Cary Solberg, a member of Friends of South Shore Park, said that his organization believes the Lions have a right to use the park but that the litter generated by the Frolics was a concern, as well as debris left by the fireworks themselves.
Many said they want the Lions to bring back the Frolics Parade. In response, Lyn Graziano said they are already actively seeking funding for a parade in 2017.
Booing broke out three times in response to some opinions expressed by commenters but was quickly subdued by the moderators, with one exception. At the end of the meeting when Zielinski attempted to take a “nonbinding yes or no vote” about permitting the Blow Up the Beach for the 2017 Frolics, he indicated that he wanted the vote restricted to those who lived in his district, prompting a large number of audience members to become agitated and shout its opposition.
Unable to quell the eruption, Zielinski abruptly terminated the vote and ended the meeting.
Commenting on the vote the day after the meeting, Dave Reszel, Bay View Lions member and the group’s spokesperson, said, “All could speak in front of the audience but then not have a vote? That made no sense. …If Tony wants to get a response from just his district maybe he should do a mailing or a ballot to his district only.

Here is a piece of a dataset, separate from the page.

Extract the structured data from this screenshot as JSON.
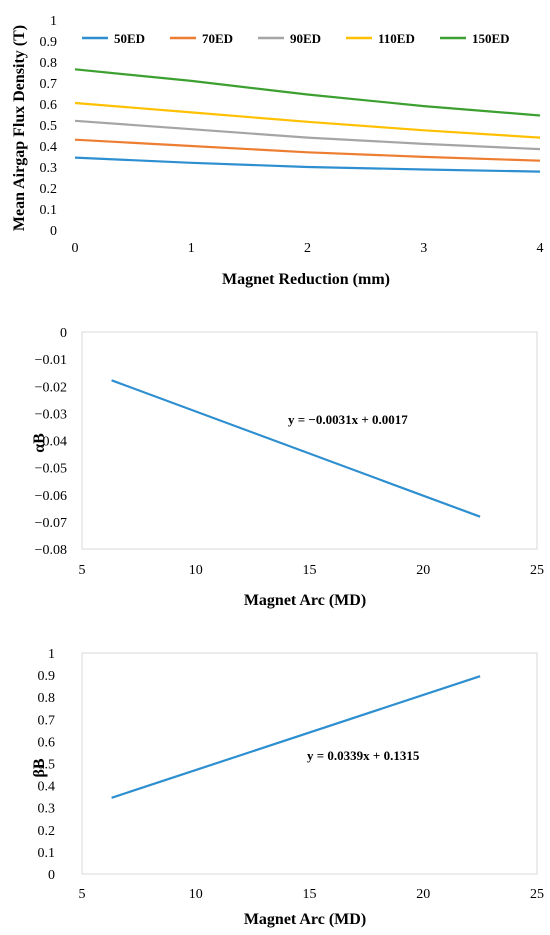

“Let’s be frank, the opposition to the Frolics comes from those in the immediate neighborhood adjacent to the park, and, even then, not all of them, as we heard last night, are opposed at all to the Frolics ‘as is.’ Some like the Frolics but seek some change and some are totally opposed. So even in the adjacent neighborhood, there is a mixed bag of opinion. Beyond the immediate area, there is complete support of the Frolics. Of course we understand that those that are closest are impacted the most, but even with those impacted the most, there is still a good amount of support to have the event unchanged. That was very, very clear.”
Dimitrijevic said that the intention of the vote was to assess the disposition of attendees, not to make decisions as a result of it. She said she thought all in attendance should have been given the opportunity to vote, but that more weight assigned to those who lived in her or Zielinski’s district. She stressed that the vote was designed to gather feedback and was not intended to be binding.

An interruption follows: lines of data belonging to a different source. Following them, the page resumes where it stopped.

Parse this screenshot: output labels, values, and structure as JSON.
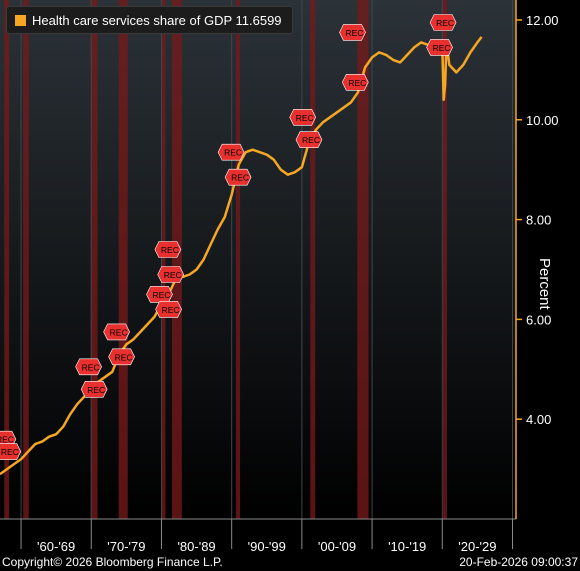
{
  "chart_data": {
    "type": "line",
    "legend": {
      "label": "Health care services share of GDP 11.6599"
    },
    "ylabel": "Percent",
    "ylim": [
      2.0,
      12.4
    ],
    "y_ticks": [
      "4.00",
      "6.00",
      "8.00",
      "10.00",
      "12.00"
    ],
    "x_range": [
      1957.0,
      2030.5
    ],
    "x_tick_labels": [
      {
        "label": "'60-'69",
        "year": 1965
      },
      {
        "label": "'70-'79",
        "year": 1975
      },
      {
        "label": "'80-'89",
        "year": 1985
      },
      {
        "label": "'90-'99",
        "year": 1995
      },
      {
        "label": "'00-'09",
        "year": 2005
      },
      {
        "label": "'10-'19",
        "year": 2015
      },
      {
        "label": "'20-'29",
        "year": 2025
      }
    ],
    "decade_boundaries": [
      1960,
      1970,
      1980,
      1990,
      2000,
      2010,
      2020,
      2030
    ],
    "recessions": [
      {
        "start": 1957.6,
        "end": 1958.3
      },
      {
        "start": 1960.3,
        "end": 1961.1
      },
      {
        "start": 1969.9,
        "end": 1970.9
      },
      {
        "start": 1973.9,
        "end": 1975.2
      },
      {
        "start": 1980.0,
        "end": 1980.5
      },
      {
        "start": 1981.5,
        "end": 1982.9
      },
      {
        "start": 1990.6,
        "end": 1991.2
      },
      {
        "start": 2001.2,
        "end": 2001.9
      },
      {
        "start": 2007.9,
        "end": 2009.5
      },
      {
        "start": 2020.1,
        "end": 2020.3
      }
    ],
    "rec_marker_label": "REC",
    "rec_markers": [
      {
        "year": 1957.7,
        "value": 3.6
      },
      {
        "year": 1958.4,
        "value": 3.35
      },
      {
        "year": 1969.9,
        "value": 5.05
      },
      {
        "year": 1970.7,
        "value": 4.6
      },
      {
        "year": 1973.9,
        "value": 5.75
      },
      {
        "year": 1974.6,
        "value": 5.25
      },
      {
        "year": 1980.0,
        "value": 6.5
      },
      {
        "year": 1981.2,
        "value": 7.4
      },
      {
        "year": 1981.6,
        "value": 6.9
      },
      {
        "year": 1981.3,
        "value": 6.2
      },
      {
        "year": 1990.2,
        "value": 9.35
      },
      {
        "year": 1991.2,
        "value": 8.85
      },
      {
        "year": 2000.4,
        "value": 10.05
      },
      {
        "year": 2001.3,
        "value": 9.6
      },
      {
        "year": 2007.5,
        "value": 11.75
      },
      {
        "year": 2007.9,
        "value": 10.75
      },
      {
        "year": 2019.9,
        "value": 11.45
      },
      {
        "year": 2020.4,
        "value": 11.95
      }
    ],
    "series": [
      {
        "name": "Health care services share of GDP",
        "color": "#f5a623",
        "x": [
          1957.0,
          1958.0,
          1959.0,
          1960.0,
          1961.0,
          1962.0,
          1963.0,
          1964.0,
          1965.0,
          1966.0,
          1967.0,
          1968.0,
          1969.0,
          1970.0,
          1971.0,
          1972.0,
          1973.0,
          1974.0,
          1975.0,
          1976.0,
          1977.0,
          1978.0,
          1979.0,
          1980.0,
          1981.0,
          1982.0,
          1983.0,
          1984.0,
          1985.0,
          1986.0,
          1987.0,
          1988.0,
          1989.0,
          1990.0,
          1991.0,
          1992.0,
          1993.0,
          1994.0,
          1995.0,
          1996.0,
          1997.0,
          1998.0,
          1999.0,
          2000.0,
          2001.0,
          2002.0,
          2003.0,
          2004.0,
          2005.0,
          2006.0,
          2007.0,
          2008.0,
          2009.0,
          2010.0,
          2011.0,
          2012.0,
          2013.0,
          2014.0,
          2015.0,
          2016.0,
          2017.0,
          2018.0,
          2019.0,
          2020.0,
          2020.2,
          2020.4,
          2020.6,
          2021.0,
          2022.0,
          2023.0,
          2024.0,
          2025.0,
          2025.6
        ],
        "y": [
          2.9,
          3.0,
          3.1,
          3.2,
          3.35,
          3.5,
          3.55,
          3.65,
          3.7,
          3.85,
          4.1,
          4.3,
          4.45,
          4.7,
          4.75,
          4.85,
          4.95,
          5.3,
          5.5,
          5.6,
          5.75,
          5.9,
          6.05,
          6.3,
          6.5,
          6.8,
          6.85,
          6.9,
          7.0,
          7.2,
          7.5,
          7.8,
          8.05,
          8.5,
          9.1,
          9.35,
          9.4,
          9.35,
          9.3,
          9.2,
          9.0,
          8.9,
          8.95,
          9.05,
          9.55,
          9.8,
          9.95,
          10.05,
          10.15,
          10.25,
          10.35,
          10.55,
          11.05,
          11.25,
          11.35,
          11.3,
          11.2,
          11.15,
          11.3,
          11.45,
          11.55,
          11.5,
          11.45,
          11.45,
          10.4,
          10.7,
          11.55,
          11.1,
          10.95,
          11.1,
          11.35,
          11.55,
          11.66
        ]
      }
    ]
  },
  "footer": {
    "copyright": "Copyright© 2026 Bloomberg Finance L.P.",
    "timestamp": "20-Feb-2026 09:00:37"
  }
}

By contrast, Zielinkski, also commenting the day after the meeting, insisted that the vote should have been restricted to his constituents, like those of all public meetings he holds, since he wants to represent their views when he makes decisions about city permits, in this case, the 2017 Frolics. “The meeting was held to gauge the public’s support and to make as many people as possible happy, to find common ground. But if you don’t live in the district, your vote doesn’t count. I am elected to represent my constituents’ interests, wishes, and desires.”
Reszel said he kept detailed notes of the speakers’ comments. “There was not a mandate or consensus to change any specifics. In fact, of the 25 people that spoke in front of the audience, 17 expressed a desire to leave the status quo. Even of the 8 that had ‘suggestions’ for Frolics improvement, many stated some positives regarding the Frolics. It was clear the overwhelming majority were in favor of, and support the Frolics as is.”
Dimitrijevic and Zielinski were each escorted from the meeting to their respective car by three security personnel provided by L. Johns Services. Les Johns, proprietor, said that Lyn Graziano contacted him to request security for the two officials.
Dimitrijevic and Zielinski each arrived at their car with no threat or incident, Johns said.
Johns is a member of the Bay View Lions.